Thank you for your candor, John, but I find your argument rather divisive. I say again: as a professional, it is not union status, but my work ethic that defines me. I have spent much of my career working with and amongst Equity actors, and I feel just fine about my decision to hold off on my card until now. There are plenty of opportunities for both Equity and non-Equity performers, but highlighting one group as professional and the other as anything but is highly detrimental to our community. I can appreciate the hard work and tenacity necessary to become Equity, but do not discredit or diminish the work of those who are still striving towards it or who are simply content to work nonunion, as each requires the same resolve.
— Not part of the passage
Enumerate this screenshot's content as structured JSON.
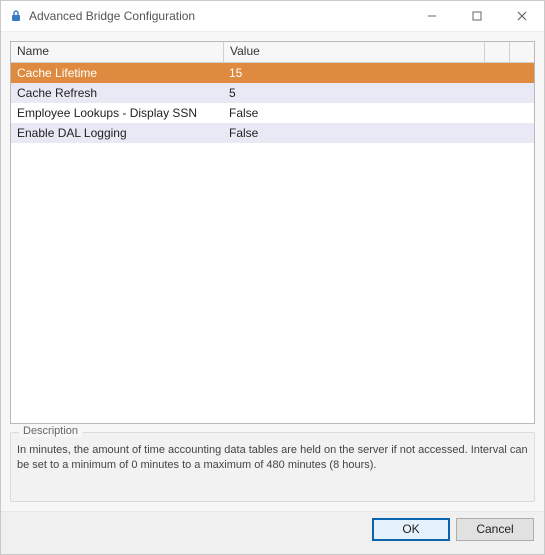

Alright. I was a little harsh there. It is you that have shown more candor since you are willing to consider my argument while I have essentially rejected yours. Nonetheless, the reason non-Equity tours exist is solely to undercut Equity rates and conditions. Equity producers have to post bonds that ensure the actors will not be stranded if the producer goes bankrupt. Equity actors have health coverage, assurance of at least minimum wage rates set by contract, and pension credits toward the future if an when the get enough work to qualify. Equity actors have banded together, not to punish producers, but to make certain that they are not alone in dealing with producers. Without minimum standards, desperate actors will simply bid themselves down to the lowest possible level. A union stops this. Of course, labor unions are not all roses and lollypops either, but it is the top of the line, such as it is. I am not intending to discredit you by saying that there are very few highly skilled actors in the US that remain non-Equity. Being Equity does not save the world, but remaining non-Equity when you have the skills to compete professionally does help non-Equity producers subvert the union and its, yes, professional standards. The only actors who can dictate their own terms of employment on the stage are the established stars. The supporting performers and dancers typically work for scale. There is no scale in non-Equity productions. Or scale is whatever the producer can whittle a cast down to. You may be grateful for the experience and chance to work, but the producer is ultimately feeding off the inexperience or insecurity or both of the cast members. Not every Equity member is a stunning talent and not every non-Equity performer is just an earnest amateur, but there is a definite trendline. Ultimately, the performer with a future will almost always find it with Equity productions. There are no non-Equity stars for a reason.
I joined Equity in 1972.. and have been equity rep on numerous productions.
I am in a predicament where I have already joined a sister union and have the opportunity to enroll in EMC with a show currently, but the contract I will be under exceeds 25 weeks? Will I have to become equity during the show run or would I just become equity on the next equity show contract?